The easiest way to learn that is to read the parser code that Bison outputs.

> We know that
>an LALR(1) parser generated by bison supplies the $1, $2, etc. values
>from the stack somehow to the actions of the rules.

If the rule has n items, then $k = *(top - (k-1)).

>I would like some API that I can call from the actions of the rules.
>Error recovery needs only "read access" in order to output the token
>values in their proper order for later manual editing. After
>encountering an error, the parser resynchronizes (I hope). I intend to
>let the normal error recovery pop all the incorrect symbols off the
>stack to get to a recovery state.

It already does. Read the parser code that Bison outputs.

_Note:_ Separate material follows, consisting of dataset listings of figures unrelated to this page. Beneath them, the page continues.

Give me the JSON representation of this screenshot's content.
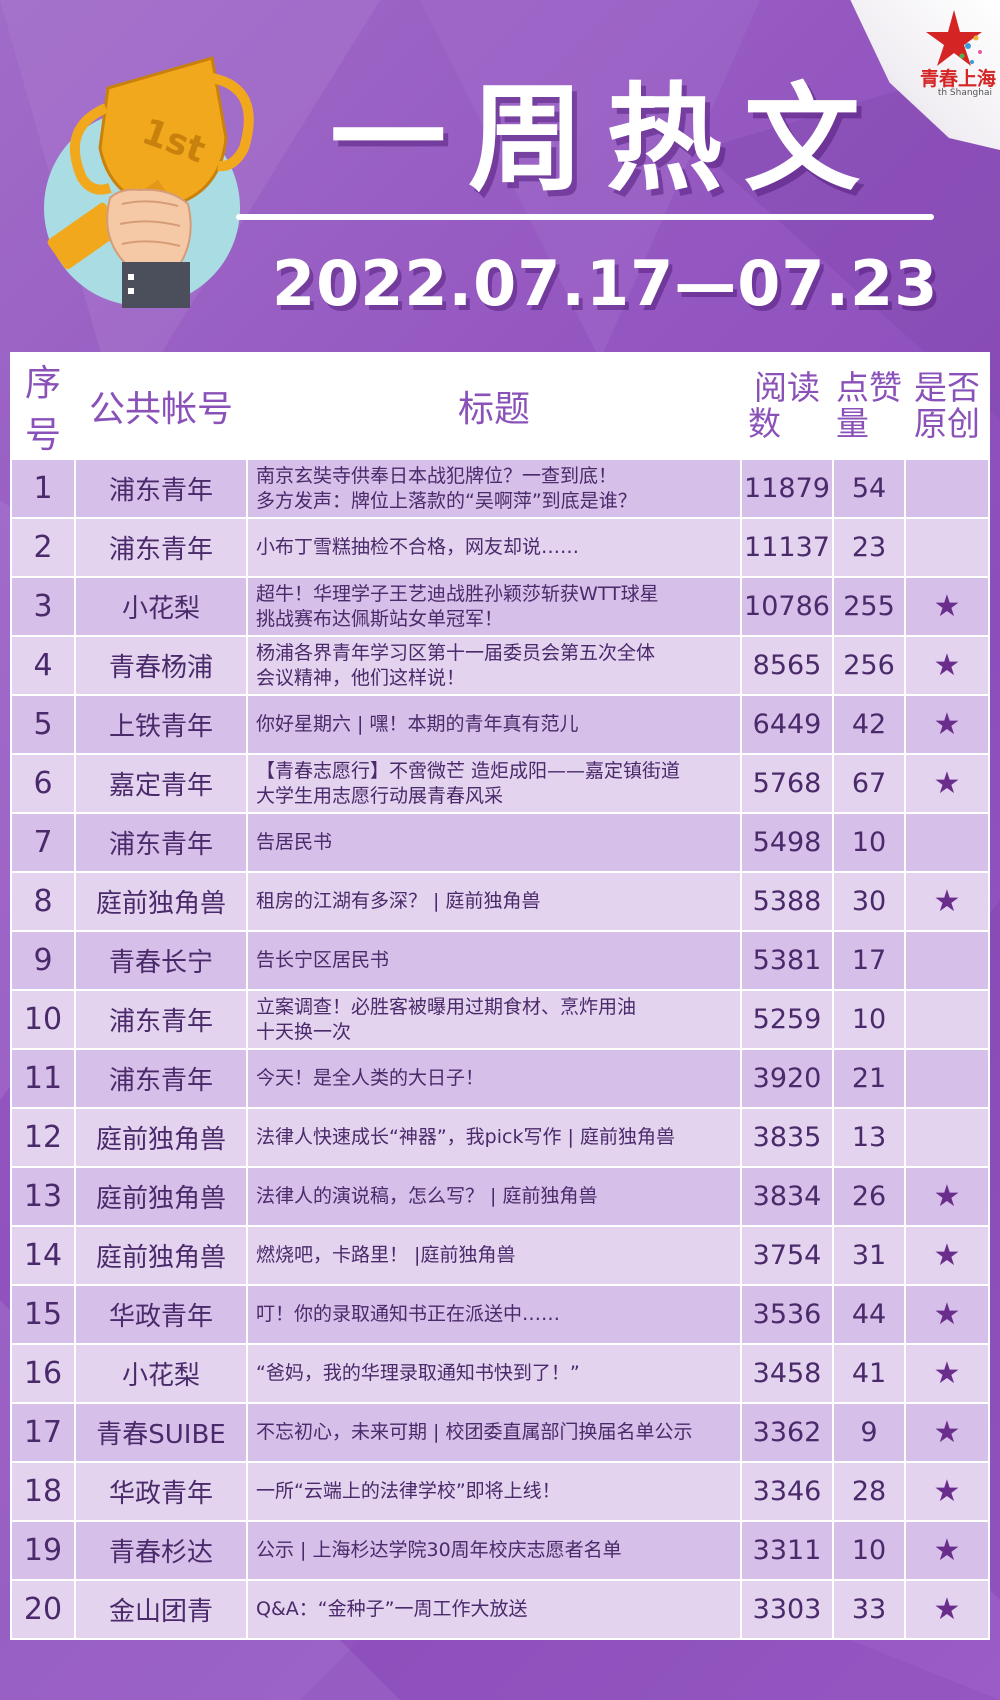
{
  "header": {
    "title": "一周热文",
    "date_range": "2022.07.17—07.23",
    "trophy_label": "1st"
  },
  "logo": {
    "name": "青春上海",
    "subtitle": "th Shanghai"
  },
  "table": {
    "columns": {
      "num": "序号",
      "account": "公共帐号",
      "title": "标题",
      "reads_line1": "阅读",
      "reads_line2": "数",
      "likes_line1": "点赞",
      "likes_line2": "量",
      "original_line1": "是否",
      "original_line2": "原创"
    },
    "rows": [
      {
        "num": "1",
        "account": "浦东青年",
        "title_line1": "南京玄奘寺供奉日本战犯牌位？一查到底！",
        "title_line2": "多方发声：牌位上落款的“吴啊萍”到底是谁？",
        "reads": "11879",
        "likes": "54",
        "original": ""
      },
      {
        "num": "2",
        "account": "浦东青年",
        "title_line1": "小布丁雪糕抽检不合格，网友却说……",
        "title_line2": "",
        "reads": "11137",
        "likes": "23",
        "original": ""
      },
      {
        "num": "3",
        "account": "小花梨",
        "title_line1": "超牛！华理学子王艺迪战胜孙颖莎斩获WTT球星",
        "title_line2": "挑战赛布达佩斯站女单冠军！",
        "reads": "10786",
        "likes": "255",
        "original": "★"
      },
      {
        "num": "4",
        "account": "青春杨浦",
        "title_line1": "杨浦各界青年学习区第十一届委员会第五次全体",
        "title_line2": "会议精神，他们这样说！",
        "reads": "8565",
        "likes": "256",
        "original": "★"
      },
      {
        "num": "5",
        "account": "上铁青年",
        "title_line1": "你好星期六 | 嘿！本期的青年真有范儿",
        "title_line2": "",
        "reads": "6449",
        "likes": "42",
        "original": "★"
      },
      {
        "num": "6",
        "account": "嘉定青年",
        "title_line1": "【青春志愿行】不啻微芒 造炬成阳——嘉定镇街道",
        "title_line2": "大学生用志愿行动展青春风采",
        "reads": "5768",
        "likes": "67",
        "original": "★"
      },
      {
        "num": "7",
        "account": "浦东青年",
        "title_line1": "告居民书",
        "title_line2": "",
        "reads": "5498",
        "likes": "10",
        "original": ""
      },
      {
        "num": "8",
        "account": "庭前独角兽",
        "title_line1": "租房的江湖有多深？ | 庭前独角兽",
        "title_line2": "",
        "reads": "5388",
        "likes": "30",
        "original": "★"
      },
      {
        "num": "9",
        "account": "青春长宁",
        "title_line1": "告长宁区居民书",
        "title_line2": "",
        "reads": "5381",
        "likes": "17",
        "original": ""
      },
      {
        "num": "10",
        "account": "浦东青年",
        "title_line1": "立案调查！必胜客被曝用过期食材、烹炸用油",
        "title_line2": "十天换一次",
        "reads": "5259",
        "likes": "10",
        "original": ""
      },
      {
        "num": "11",
        "account": "浦东青年",
        "title_line1": "今天！是全人类的大日子！",
        "title_line2": "",
        "reads": "3920",
        "likes": "21",
        "original": ""
      },
      {
        "num": "12",
        "account": "庭前独角兽",
        "title_line1": "法律人快速成长“神器”，我pick写作 | 庭前独角兽",
        "title_line2": "",
        "reads": "3835",
        "likes": "13",
        "original": ""
      },
      {
        "num": "13",
        "account": "庭前独角兽",
        "title_line1": "法律人的演说稿，怎么写？ | 庭前独角兽",
        "title_line2": "",
        "reads": "3834",
        "likes": "26",
        "original": "★"
      },
      {
        "num": "14",
        "account": "庭前独角兽",
        "title_line1": "燃烧吧，卡路里！ |庭前独角兽",
        "title_line2": "",
        "reads": "3754",
        "likes": "31",
        "original": "★"
      },
      {
        "num": "15",
        "account": "华政青年",
        "title_line1": "叮！你的录取通知书正在派送中……",
        "title_line2": "",
        "reads": "3536",
        "likes": "44",
        "original": "★"
      },
      {
        "num": "16",
        "account": "小花梨",
        "title_line1": "“爸妈，我的华理录取通知书快到了！”",
        "title_line2": "",
        "reads": "3458",
        "likes": "41",
        "original": "★"
      },
      {
        "num": "17",
        "account": "青春SUIBE",
        "title_line1": "不忘初心，未来可期 | 校团委直属部门换届名单公示",
        "title_line2": "",
        "reads": "3362",
        "likes": "9",
        "original": "★"
      },
      {
        "num": "18",
        "account": "华政青年",
        "title_line1": "一所“云端上的法律学校”即将上线！",
        "title_line2": "",
        "reads": "3346",
        "likes": "28",
        "original": "★"
      },
      {
        "num": "19",
        "account": "青春杉达",
        "title_line1": "公示 | 上海杉达学院30周年校庆志愿者名单",
        "title_line2": "",
        "reads": "3311",
        "likes": "10",
        "original": "★"
      },
      {
        "num": "20",
        "account": "金山团青",
        "title_line1": "Q&A：“金种子”一周工作大放送",
        "title_line2": "",
        "reads": "3303",
        "likes": "33",
        "original": "★"
      }
    ]
  }
}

>Is there some way within the actions to determine the number of symbols
>& the symbol values?

No. The error recovery just takes place by popping symbols off the stack
until it finds an appropriate error recovery state. I think the Bison
manual has some info about that.

> The symbol values held in the stack are lost
>during normal error recovery, leaving a hole around the error in the
>input sequence of symbols.

You do not say why you want this feature: For cleanup, there is under C an
experimental %destructor feature that lets the parser to do some cleanup
during error recovery. I use C++, which supports cleanup via the language;
so I do not need it. I described how I use C++ in the Bison-Patches list.

>I hesitate to modify the stack because I hope it is not necessary. I
>hesitate to create a separate parse structure due to performance.

If you need some customized stuff, it is easy to write ones own skeleton file.